// Follow data movement through specific execution paths tracking transformations, state changes, and control decisions to verify runtime behavior. Use when: (1) claims about runtime behavior are based on static reading without tracing actual execution, (2) debugging specific input cases where knowing what happens with particular data differs from general code structure understanding, (3) code that looks simple has non-obvious runtime behavior due to side effects, closure captures, or async timing, (4) multiple transformation paths or conditional branches make mental simulation likely incomplete.
| name | understanding-trace-flow |
| description | Follow data movement through specific execution paths tracking transformations, state changes, and control decisions to verify runtime behavior. Use when: (1) claims about runtime behavior are based on static reading without tracing actual execution, (2) debugging specific input cases where knowing what happens with particular data differs from general code structure understanding, (3) code that looks simple has non-obvious runtime behavior due to side effects, closure captures, or async timing, (4) multiple transformation paths or conditional branches make mental simulation likely incomplete. |
Track how data moves, transforms, and controls execution as it flows through the system from input to output.
When I need to understand how data actually moves through code, I trace its journey step by step, watching how it transforms and what decisions it drives.
Identify the starting point - I locate where the data enters the system, whether that's a function parameter, API request, user input, or database query result, and note its initial shape and type so I know what I'm following.
Track transformations - I follow each operation that modifies the data, noting what changes at each step: mapping objects to different shapes, filtering arrays, parsing strings to numbers, or combining multiple sources into one structure.
Observe control decisions - I identify where the data determines program flow through conditionals, loops, or pattern matching, recognizing that data values decide which code paths execute and understanding the conditions that trigger each branch.
Follow state changes - I watch how data gets stored, updated, or deleted in variables, objects, databases, or caches, tracking not just the values but also when and why state mutates, as timing matters for correctness.
Note side effects - I mark every point where data causes effects beyond its transformation: logging, API calls, file writes, UI updates, or event emissions, since these effects are often the actual purpose of the flow.
Trace error paths - I follow what happens when data is invalid, missing, or unexpected, identifying where validation occurs, how errors propagate, and whether the system fails safely or leaves inconsistent state behind.
Map the complete journey - I verify I can explain the entire path from input to output without gaps, ensuring I understand every transformation and decision point, because missing one step means missing potential bugs or unexpected behavior.
I'm debugging why some users can't log in.
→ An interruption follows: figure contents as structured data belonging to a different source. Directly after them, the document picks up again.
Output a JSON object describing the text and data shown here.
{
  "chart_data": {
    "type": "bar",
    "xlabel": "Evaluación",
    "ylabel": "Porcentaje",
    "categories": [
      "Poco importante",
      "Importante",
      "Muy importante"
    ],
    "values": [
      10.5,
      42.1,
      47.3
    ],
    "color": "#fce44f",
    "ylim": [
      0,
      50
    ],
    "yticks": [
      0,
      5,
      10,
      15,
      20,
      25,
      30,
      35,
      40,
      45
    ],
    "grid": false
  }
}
I start with the login request payload { email, password } hitting the API endpoint. The email gets lowercased and trimmed in the route handler before passing to AuthService.login(). Inside the service, the email queries the database which returns a user object with { id, email, passwordHash, isActive }. The password gets hashed using bcrypt with the stored salt, then compared to passwordHash. If they match AND isActive is true, the code generates a JWT with { userId: user.id, email: user.email } as payload. The JWT gets stored in Redis with a 24-hour TTL and returned to the client as { token }. The client stores it in localStorage and includes it in the Authorization header for subsequent requests. I discover the bug: inactive users get a valid token before the isActive check happens, because the check occurs after token generation instead of before.
I'm investigating why some product prices are displaying incorrectly. Starting with raw product data from the API { price_cents: 1299, currency: 'USD', tax_rate: 0.08 }, I follow it into normalizeProduct() which converts price_cents to price: 12.99 by dividing by 100. Then calculateTax() computes taxAmount: 1.04 by multiplying price by tax_rate and rounding to 2 decimals. The enrichProduct() function adds totalPrice: 14.03 by summing price and taxAmount. This object flows into React state where formatPrice() applies currency formatting to create "$14.03" for display. I trace a problematic case: when price_cents is 1000, dividing by 100 gives 10.00, but JavaScript floating point arithmetic in tax calculation yields 10 * 0.08 = 0.7999999999999999, which rounds to 0.80 correctly. The bug is elsewhere: some products have null tax_rate causing NaN propagation, which I wouldn't have found without tracing the complete data flow including edge cases.
I need to understand why clicking a button sometimes triggers duplicate actions. The click event on <Button onClick={handleSubmit}> fires, calling handleSubmit() which dispatches { type: 'FORM_SUBMIT', payload: formData } to Redux. The reducer updates state from { status: 'idle' } to { status: 'submitting', data: formData }. A Redux middleware intercepts this action and makes an API call. The API response triggers another dispatch { type: 'FORM_SUCCESS', payload: result } updating state to { status: 'success', result }. A useEffect watching the status field fires when status changes to 'success', which calls onSuccess(result) from props. I trace the duplicate: the parent component passes onSuccess={() => navigate('/dashboard')} but doesn't memoize it, so it creates a new function each render. The useEffect has onSuccess in its dependency array, causing it to rerun even when status hasn't changed. The real flow shows two separate mechanisms: Redux state change AND effect dependency change, both triggering navigation.